The Data Gravity Problem: How Data Mass Creates Organisational Inertia
As organisations accumulate data, it develops gravitational pull — attracting applications, processes, and decisions toward it. We examined how data gravity constrains AI strategy and creates structural inertia that no technology migration can overcome alone.
The physics metaphor
In astrophysics, gravity is a function of mass. The more massive an object, the stronger its gravitational pull, and the harder it is for other objects to escape its influence. Data behaves similarly in organisations.
As a dataset grows — in volume, in the number of applications that depend on it, in the number of processes that reference it, in the number of people whose decisions rely on it — it develops increasing gravitational pull. New applications are built near it because that’s where the data is. Processes are designed around it because moving the data is too expensive. Decisions default to what this dataset can answer because that’s what’s available.
Over time, the organisation’s strategic options are shaped not by what it needs to do, but by where its data mass sits. This is data gravity, and it’s one of the most underrecognised constraints on enterprise AI strategy.
How data gravity constrains AI
1. Location lock-in
AI models need data. When the data lives in a specific system — a legacy data warehouse, a vendor platform, a mainframe — the AI must either go to the data or the data must come to the AI. Both have costs. The gravitational pull of established data stores means AI deployments tend to cluster around existing data concentrations, regardless of whether those concentrations represent the right data for the problem being solved.

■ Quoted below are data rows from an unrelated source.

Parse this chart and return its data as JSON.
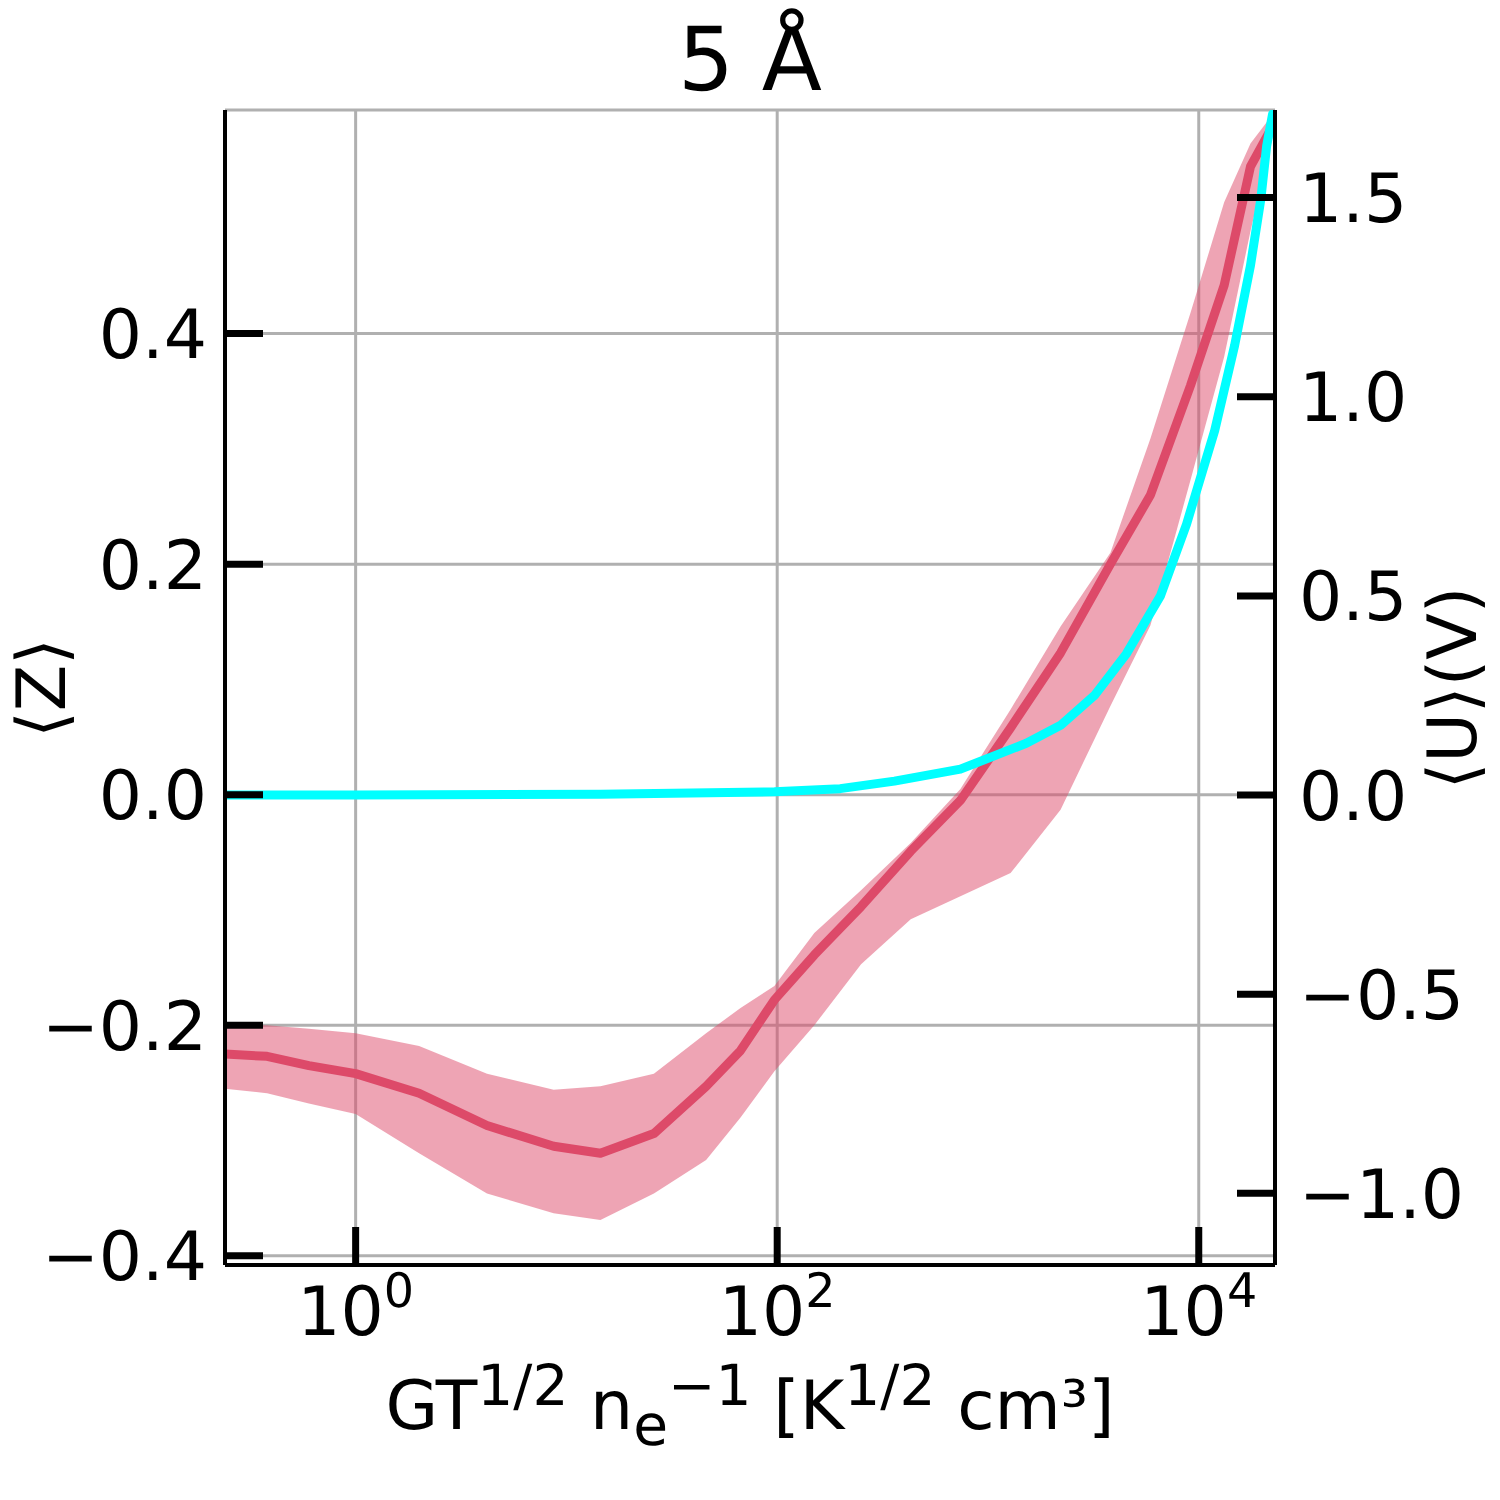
{
  "chart_data": {
    "type": "line",
    "title": "5 Å",
    "xlabel": "GT$^{1/2}$ n$_{e}$$^{−1}$ [K$^{1/2}$ cm³]",
    "ylabel": "⟨Z⟩",
    "y2label": "⟨U⟩(V)",
    "log": "x",
    "grid": true,
    "xlim": [
      0.24,
      23000
    ],
    "xticks": [
      {
        "value": 1,
        "label": "10$^{0}$"
      },
      {
        "value": 100,
        "label": "10$^{2}$"
      },
      {
        "value": 10000,
        "label": "10$^{4}$"
      }
    ],
    "ylim": [
      -0.408,
      0.594
    ],
    "yticks": [
      {
        "value": -0.4,
        "label": "−0.4"
      },
      {
        "value": -0.2,
        "label": "−0.2"
      },
      {
        "value": 0,
        "label": "0.0"
      },
      0.2,
      0.4
    ],
    "y2lim": [
      -1.18,
      1.72
    ],
    "y2ticks": [
      {
        "value": -1,
        "label": "−1.0"
      },
      {
        "value": -0.5,
        "label": "−0.5"
      },
      {
        "value": 0,
        "label": "0.0"
      },
      0.5,
      {
        "value": 1,
        "label": "1.0"
      },
      1.5
    ],
    "series": [
      {
        "color": "#dd4a69",
        "x": [
          0.24,
          0.38,
          0.6,
          1,
          2,
          4.2,
          8.7,
          14.5,
          26,
          46,
          67,
          97,
          150,
          250,
          430,
          740,
          1280,
          2210,
          3810,
          5900,
          9140,
          13200,
          17600,
          22400
        ],
        "values": [
          -0.225,
          -0.227,
          -0.235,
          -0.242,
          -0.259,
          -0.287,
          -0.305,
          -0.311,
          -0.294,
          -0.253,
          -0.222,
          -0.178,
          -0.139,
          -0.097,
          -0.049,
          -0.005,
          0.058,
          0.123,
          0.2,
          0.26,
          0.355,
          0.442,
          0.545,
          0.58
        ],
        "lower": [
          -0.255,
          -0.259,
          -0.268,
          -0.277,
          -0.311,
          -0.346,
          -0.363,
          -0.369,
          -0.346,
          -0.317,
          -0.28,
          -0.24,
          -0.2,
          -0.147,
          -0.108,
          -0.088,
          -0.068,
          -0.013,
          0.077,
          0.147,
          0.273,
          0.38,
          0.489,
          0.57
        ],
        "upper": [
          -0.2,
          -0.2,
          -0.203,
          -0.207,
          -0.218,
          -0.242,
          -0.256,
          -0.253,
          -0.242,
          -0.207,
          -0.185,
          -0.166,
          -0.12,
          -0.083,
          -0.042,
          0.005,
          0.074,
          0.146,
          0.21,
          0.309,
          0.418,
          0.514,
          0.565,
          0.59
        ]
      },
      {
        "axis": "y2",
        "color": "#00ffff",
        "x": [
          0.24,
          1,
          14.5,
          97,
          199,
          360,
          740,
          1520,
          2210,
          3200,
          4540,
          6580,
          8750,
          11900,
          14800,
          17600,
          19700,
          21000,
          22400
        ],
        "values": [
          0,
          0,
          0.002,
          0.008,
          0.016,
          0.035,
          0.065,
          0.13,
          0.175,
          0.25,
          0.355,
          0.5,
          0.68,
          0.915,
          1.129,
          1.33,
          1.496,
          1.63,
          1.71
        ]
      }
    ]
  }
}
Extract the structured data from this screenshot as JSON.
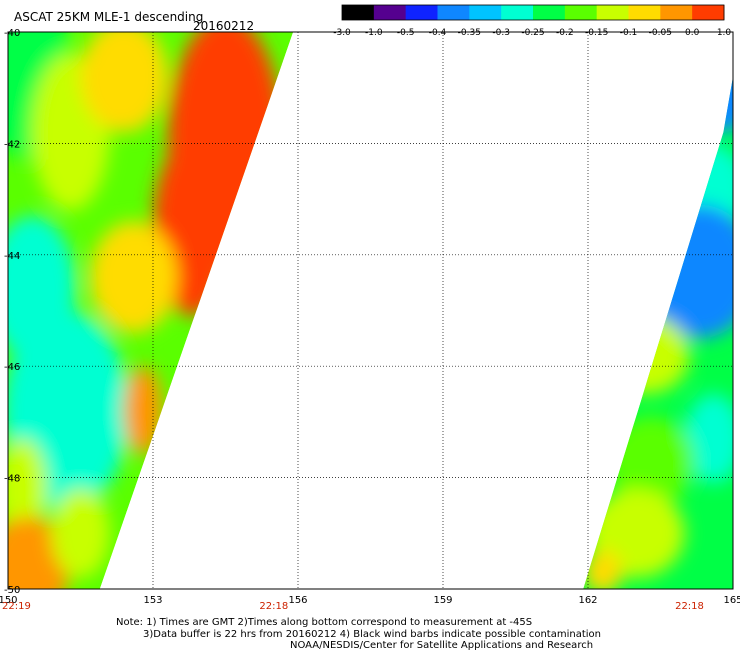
{
  "header": {
    "title": "ASCAT 25KM MLE-1 descending",
    "date": "20160212"
  },
  "colorbar": {
    "tick_labels": [
      "-3.0",
      "-1.0",
      "-0.5",
      "-0.4",
      "-0.35",
      "-0.3",
      "-0.25",
      "-0.2",
      "-0.15",
      "-0.1",
      "-0.05",
      "0.0",
      "1.0"
    ]
  },
  "footer": {
    "note_line1": "Note: 1) Times are GMT 2)Times along bottom correspond to measurement at -45S",
    "note_line2": "3)Data buffer is 22 hrs from 20160212 4) Black wind barbs indicate possible contamination",
    "note_line3": "NOAA/NESDIS/Center for Satellite Applications and Research"
  },
  "chart_data": {
    "type": "heatmap",
    "title": "ASCAT 25KM MLE-1 descending",
    "date": "20160212",
    "xlim": [
      150,
      165
    ],
    "ylim": [
      -50,
      -40
    ],
    "x_ticks": [
      150,
      153,
      156,
      159,
      162,
      165
    ],
    "y_ticks": [
      -40,
      -42,
      -44,
      -46,
      -48,
      -50
    ],
    "x_tick_labels": [
      "150",
      "153",
      "156",
      "159",
      "162",
      "165"
    ],
    "y_tick_labels": [
      "-40",
      "-42",
      "-44",
      "-46",
      "-48",
      "-50"
    ],
    "time_labels": [
      {
        "x": 150,
        "label": "22:19"
      },
      {
        "x": 155.5,
        "label": "22:18"
      },
      {
        "x": 164.1,
        "label": "22:18"
      }
    ],
    "grid": true,
    "colorbar_levels": [
      -3.0,
      -1.0,
      -0.5,
      -0.4,
      -0.35,
      -0.3,
      -0.25,
      -0.2,
      -0.15,
      -0.1,
      -0.05,
      0.0,
      1.0
    ],
    "colorbar_colors": [
      "#000000",
      "#55008f",
      "#0f23ff",
      "#0f87ff",
      "#00c3ff",
      "#00ffd2",
      "#00ff46",
      "#5aff00",
      "#c8ff00",
      "#ffdc00",
      "#ff9600",
      "#ff3c00"
    ],
    "swaths": [
      {
        "name": "west swath",
        "boundary": [
          [
            150,
            -40
          ],
          [
            155.9,
            -40
          ],
          [
            151.9,
            -50
          ],
          [
            150,
            -50
          ]
        ],
        "patches": [
          {
            "lon": 150.4,
            "lat": -40.7,
            "rx": 0.9,
            "ry": 1.6,
            "value": -0.25
          },
          {
            "lon": 151.3,
            "lat": -41.8,
            "rx": 0.8,
            "ry": 1.4,
            "value": -0.15
          },
          {
            "lon": 152.4,
            "lat": -40.8,
            "rx": 0.9,
            "ry": 1.0,
            "value": -0.1
          },
          {
            "lon": 154.5,
            "lat": -42.0,
            "rx": 1.2,
            "ry": 2.3,
            "value": 0.0
          },
          {
            "lon": 153.8,
            "lat": -43.5,
            "rx": 0.8,
            "ry": 1.6,
            "value": 0.0
          },
          {
            "lon": 152.6,
            "lat": -44.4,
            "rx": 0.9,
            "ry": 1.0,
            "value": -0.1
          },
          {
            "lon": 150.5,
            "lat": -44.6,
            "rx": 0.9,
            "ry": 1.3,
            "value": -0.3
          },
          {
            "lon": 151.2,
            "lat": -46.8,
            "rx": 1.3,
            "ry": 1.8,
            "value": -0.3
          },
          {
            "lon": 152.8,
            "lat": -46.8,
            "rx": 0.4,
            "ry": 0.8,
            "value": -0.05
          },
          {
            "lon": 150.3,
            "lat": -48.2,
            "rx": 0.5,
            "ry": 0.9,
            "value": -0.15
          },
          {
            "lon": 150.4,
            "lat": -49.6,
            "rx": 0.9,
            "ry": 0.9,
            "value": -0.05
          },
          {
            "lon": 151.5,
            "lat": -49.0,
            "rx": 0.6,
            "ry": 0.8,
            "value": -0.15
          }
        ]
      },
      {
        "name": "east swath",
        "boundary": [
          [
            165,
            -40.8
          ],
          [
            165,
            -50
          ],
          [
            161.9,
            -50
          ],
          [
            164.8,
            -41.8
          ]
        ],
        "patches": [
          {
            "lon": 164.8,
            "lat": -41.2,
            "rx": 0.6,
            "ry": 0.6,
            "value": -0.4
          },
          {
            "lon": 164.5,
            "lat": -42.8,
            "rx": 0.8,
            "ry": 0.8,
            "value": -0.3
          },
          {
            "lon": 164.3,
            "lat": -44.3,
            "rx": 1.2,
            "ry": 1.2,
            "value": -0.4
          },
          {
            "lon": 163.2,
            "lat": -45.8,
            "rx": 0.9,
            "ry": 0.7,
            "value": -0.15
          },
          {
            "lon": 164.6,
            "lat": -47.3,
            "rx": 0.6,
            "ry": 0.8,
            "value": -0.3
          },
          {
            "lon": 163.3,
            "lat": -47.7,
            "rx": 0.9,
            "ry": 0.8,
            "value": -0.2
          },
          {
            "lon": 163.0,
            "lat": -49.0,
            "rx": 1.0,
            "ry": 0.8,
            "value": -0.15
          },
          {
            "lon": 162.3,
            "lat": -49.7,
            "rx": 0.4,
            "ry": 0.4,
            "value": -0.1
          }
        ]
      }
    ]
  }
}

We saw a logistics company build its entire AI capability around the data available in its ERP system — not because ERP data was the best input for its use cases, but because the ERP was the largest accessible data mass. The resulting models were technically competent but strategically misaligned: they optimised for operational efficiency metrics the ERP could see, while the strategic priority was customer experience metrics that lived in three other systems with weaker data gravity.
2. Schema ossification
Large datasets develop rigid schemas that resist change. Every field, every table, every relationship has downstream dependencies — reports, integrations, processes, compliance requirements. Changing the schema means changing everything downstream.
For AI, this is particularly constraining. ML models often need data in forms that legacy schemas weren’t designed to support. New features need to be engineered. Historical data needs to be backfilled. Labels need to be created. Each of these requirements collides with the gravitational resistance of the existing schema.
3. Decision anchoring
When an organisation’s decision-making has been built around a particular dataset for years, the dataset shapes not just what decisions are made but how the organisation thinks about decisions. The available data defines the available questions.
A bank that has decades of transaction data thinks about customer value in transactional terms. Its AI strategy focuses on transaction-based predictions — fraud detection, spending patterns, credit risk. The strategic question — “how do we understand the customer’s financial life holistically?” — requires data the bank doesn’t have gravitational mass in: life events, aspirations, cross-institutional behaviour. The AI strategy follows the data gravity, not the strategic need.
Your AI strategy shouldn’t be shaped by where your data mass is concentrated. But in practice, it almost always is.
Escaping the gravity well
We’ve observed three strategies that organisations use to overcome data gravity:
Federated architecture. Rather than moving data to a central location (fighting gravity), build the capability to query data where it lives. This requires investment in data fabric or data mesh architecture, but it decouples AI capability from data location. The model goes to the data instead of the data coming to the model.
Synthetic bridging. When the data you need doesn’t exist in sufficient mass, create it. Not fabricated data, but derived data — features engineered from existing sources that approximate the signals you need. A bank that lacks holistic customer data can engineer features from transactional data that serve as proxies for life events. This doesn’t solve the underlying data gap, but it breaks the gravitational constraint on the AI strategy.
Strategic data investment. Deliberately build data mass in strategically important areas, even before the AI use case is fully defined. If the strategy says “customer experience” matters, invest in collecting, structuring, and accumulating customer experience data — not because there’s a model to feed today, but because you need this gravitational centre to exist when the models are ready.
The organisations that break free from data gravity are the ones that recognise it as an organisational design problem, not a technical migration problem. Moving data is engineering. Changing what data the organisation orbits around is strategy.